Israéliens, Juifs, Arabes : 70 ans de musiques mizrahies

Depuis sa création en 1948, l’État d’Israël se targue d’abriter en son sein une société multiculturelle. Or, dans sa dimension uniquement juive — sans compter donc les Palestiniens de 48, et en faisant abstraction de l’occupation militaire en Cisjordanie et dans la Bande de Gaza —, la culture dominante a longtemps exclu les communautés séfarades ou mizrahies (« orientales » en hébreu) originaires du monde arabo-berbère. En cause, la culture et la langue de ces immigrés trop proches de l’ennemi arabe alors que les instances officielles de ce jeune pays en formation regardent plutôt du côté de la récente histoire européenne et des communautés ashkénazes.

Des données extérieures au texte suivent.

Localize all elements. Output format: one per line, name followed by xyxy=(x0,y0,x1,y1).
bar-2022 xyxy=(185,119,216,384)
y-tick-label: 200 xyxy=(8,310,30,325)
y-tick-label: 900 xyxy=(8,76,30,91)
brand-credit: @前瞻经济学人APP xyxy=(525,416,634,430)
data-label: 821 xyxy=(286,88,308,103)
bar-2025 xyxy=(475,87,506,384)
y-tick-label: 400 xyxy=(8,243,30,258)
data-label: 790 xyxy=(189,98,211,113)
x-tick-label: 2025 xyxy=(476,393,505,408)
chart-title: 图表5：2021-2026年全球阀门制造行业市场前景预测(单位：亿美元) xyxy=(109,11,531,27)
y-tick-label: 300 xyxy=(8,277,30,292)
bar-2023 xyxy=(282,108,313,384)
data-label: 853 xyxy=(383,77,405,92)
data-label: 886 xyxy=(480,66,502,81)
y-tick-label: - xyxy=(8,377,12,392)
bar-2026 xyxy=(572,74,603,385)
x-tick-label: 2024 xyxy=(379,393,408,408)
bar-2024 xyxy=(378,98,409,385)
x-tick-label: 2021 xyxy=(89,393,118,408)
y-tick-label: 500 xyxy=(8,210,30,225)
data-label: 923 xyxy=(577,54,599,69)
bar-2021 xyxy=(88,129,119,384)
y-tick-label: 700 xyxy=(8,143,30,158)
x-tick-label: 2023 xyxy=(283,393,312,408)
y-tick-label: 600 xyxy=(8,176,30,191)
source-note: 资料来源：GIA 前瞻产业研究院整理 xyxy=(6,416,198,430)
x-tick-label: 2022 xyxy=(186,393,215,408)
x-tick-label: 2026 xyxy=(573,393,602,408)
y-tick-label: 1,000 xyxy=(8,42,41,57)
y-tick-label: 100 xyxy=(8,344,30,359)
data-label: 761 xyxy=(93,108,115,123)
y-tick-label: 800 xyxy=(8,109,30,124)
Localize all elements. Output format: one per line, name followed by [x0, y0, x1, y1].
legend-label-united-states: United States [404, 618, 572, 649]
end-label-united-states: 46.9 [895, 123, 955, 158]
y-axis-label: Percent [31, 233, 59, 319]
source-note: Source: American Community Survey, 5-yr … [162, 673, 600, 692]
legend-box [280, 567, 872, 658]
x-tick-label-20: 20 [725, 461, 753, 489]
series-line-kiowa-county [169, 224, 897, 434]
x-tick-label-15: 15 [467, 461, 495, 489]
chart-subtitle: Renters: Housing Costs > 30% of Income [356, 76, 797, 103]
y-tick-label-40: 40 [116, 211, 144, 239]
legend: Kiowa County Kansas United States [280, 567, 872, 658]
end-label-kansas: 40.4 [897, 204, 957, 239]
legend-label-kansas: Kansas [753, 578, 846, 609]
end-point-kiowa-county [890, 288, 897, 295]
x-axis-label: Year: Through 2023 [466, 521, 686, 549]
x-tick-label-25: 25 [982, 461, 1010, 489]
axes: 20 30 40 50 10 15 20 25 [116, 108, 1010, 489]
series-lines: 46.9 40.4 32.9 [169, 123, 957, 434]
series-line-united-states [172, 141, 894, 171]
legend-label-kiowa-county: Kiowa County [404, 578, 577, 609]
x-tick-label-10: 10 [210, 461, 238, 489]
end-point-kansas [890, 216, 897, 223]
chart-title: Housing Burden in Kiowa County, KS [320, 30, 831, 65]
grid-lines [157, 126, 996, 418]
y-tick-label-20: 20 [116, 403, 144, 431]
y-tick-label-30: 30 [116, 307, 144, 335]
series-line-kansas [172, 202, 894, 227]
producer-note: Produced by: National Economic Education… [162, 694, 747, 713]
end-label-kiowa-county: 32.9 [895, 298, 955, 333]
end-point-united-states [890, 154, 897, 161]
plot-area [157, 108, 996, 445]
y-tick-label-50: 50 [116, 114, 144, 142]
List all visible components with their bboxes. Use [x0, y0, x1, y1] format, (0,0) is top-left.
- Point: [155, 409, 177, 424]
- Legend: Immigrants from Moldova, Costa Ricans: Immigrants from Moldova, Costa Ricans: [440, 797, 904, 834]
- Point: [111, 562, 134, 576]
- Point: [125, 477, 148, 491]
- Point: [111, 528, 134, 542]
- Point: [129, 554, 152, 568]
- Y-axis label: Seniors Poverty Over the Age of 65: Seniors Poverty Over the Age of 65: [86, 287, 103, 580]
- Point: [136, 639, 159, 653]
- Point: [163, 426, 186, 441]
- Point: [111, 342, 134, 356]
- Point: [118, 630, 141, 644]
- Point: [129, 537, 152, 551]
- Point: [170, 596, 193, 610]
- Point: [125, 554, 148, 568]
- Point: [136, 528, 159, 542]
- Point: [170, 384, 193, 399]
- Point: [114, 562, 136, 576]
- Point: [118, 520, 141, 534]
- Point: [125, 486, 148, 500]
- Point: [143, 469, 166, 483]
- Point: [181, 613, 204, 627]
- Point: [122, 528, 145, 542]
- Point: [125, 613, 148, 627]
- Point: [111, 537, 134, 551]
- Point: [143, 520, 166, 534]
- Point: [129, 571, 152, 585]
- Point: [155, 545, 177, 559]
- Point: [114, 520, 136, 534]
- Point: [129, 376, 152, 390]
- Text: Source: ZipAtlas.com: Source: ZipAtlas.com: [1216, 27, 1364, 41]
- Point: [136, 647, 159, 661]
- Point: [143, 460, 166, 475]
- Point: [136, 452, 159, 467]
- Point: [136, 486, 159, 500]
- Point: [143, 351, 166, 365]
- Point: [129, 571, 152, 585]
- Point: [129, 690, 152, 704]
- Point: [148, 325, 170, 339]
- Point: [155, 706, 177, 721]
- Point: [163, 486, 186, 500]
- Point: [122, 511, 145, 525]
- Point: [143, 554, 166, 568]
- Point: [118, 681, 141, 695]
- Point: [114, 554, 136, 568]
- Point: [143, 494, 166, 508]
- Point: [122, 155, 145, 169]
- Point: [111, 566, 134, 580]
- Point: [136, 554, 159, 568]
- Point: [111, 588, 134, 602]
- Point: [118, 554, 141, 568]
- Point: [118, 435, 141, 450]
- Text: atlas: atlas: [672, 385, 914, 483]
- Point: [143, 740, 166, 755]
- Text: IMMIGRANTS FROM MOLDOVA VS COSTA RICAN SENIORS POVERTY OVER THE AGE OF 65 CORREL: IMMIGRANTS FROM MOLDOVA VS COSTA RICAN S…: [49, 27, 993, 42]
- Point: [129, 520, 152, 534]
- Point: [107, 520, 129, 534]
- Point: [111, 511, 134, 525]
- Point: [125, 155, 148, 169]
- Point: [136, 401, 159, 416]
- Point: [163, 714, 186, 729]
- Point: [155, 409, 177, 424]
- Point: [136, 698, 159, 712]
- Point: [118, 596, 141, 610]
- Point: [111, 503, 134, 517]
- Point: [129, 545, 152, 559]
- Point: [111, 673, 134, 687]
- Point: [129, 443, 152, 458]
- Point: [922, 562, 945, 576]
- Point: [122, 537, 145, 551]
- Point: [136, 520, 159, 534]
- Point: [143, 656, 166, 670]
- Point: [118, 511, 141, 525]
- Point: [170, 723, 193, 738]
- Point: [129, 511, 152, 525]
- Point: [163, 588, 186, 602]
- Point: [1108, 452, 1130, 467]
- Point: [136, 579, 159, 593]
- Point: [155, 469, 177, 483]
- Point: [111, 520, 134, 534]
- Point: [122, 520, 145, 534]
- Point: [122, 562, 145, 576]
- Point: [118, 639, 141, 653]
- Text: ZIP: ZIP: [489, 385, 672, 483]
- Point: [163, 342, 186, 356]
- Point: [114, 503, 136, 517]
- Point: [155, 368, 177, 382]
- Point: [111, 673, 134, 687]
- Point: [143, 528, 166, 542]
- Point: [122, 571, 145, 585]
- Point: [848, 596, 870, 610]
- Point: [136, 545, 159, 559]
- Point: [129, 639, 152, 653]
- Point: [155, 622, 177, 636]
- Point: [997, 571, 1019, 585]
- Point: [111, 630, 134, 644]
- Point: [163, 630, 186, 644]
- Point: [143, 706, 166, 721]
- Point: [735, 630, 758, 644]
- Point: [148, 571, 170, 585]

Trop juive pour être arabe, trop arabe pour être juive, la première génération de musiciens mizrahis arrivée en Israël au début des années 1950, hantée par le déracinement, la précarité, voire la marginalisation, maintient un rapport nostalgique avec sa culture d’origine tout en rechignant à la transmettre à ses enfants. Le déclassement est souvent violent pour ceux qui passent de coqueluches dans leur pays d’origine à migrants sans le sou dans les camps de transit (ma’abarot) de leur nouveau pays d’accueil : Souad Zaki (Égypte) fait le ménage dans une banque de Tel Aviv tandis que les frères Daoud et Saleh Koweiti (Irak) tiennent une petite épicerie de fortune à Hatikva, un quartier populaire de la capitale. Mises à part des participations ponctuelles avec Zuzu Mussa, ancien violoniste de Mohammed Abdelwahab, sur le service en arabe de Radio Kol Israel (initialement rencontré avec Ezra Aharon, musicien irakien établi en Israël en 1935, lors du Congrès de musique arabe du Caire en 1932), les stars d’hier arrondissent leurs fins de mois en animant les mariages et fêtes familiales.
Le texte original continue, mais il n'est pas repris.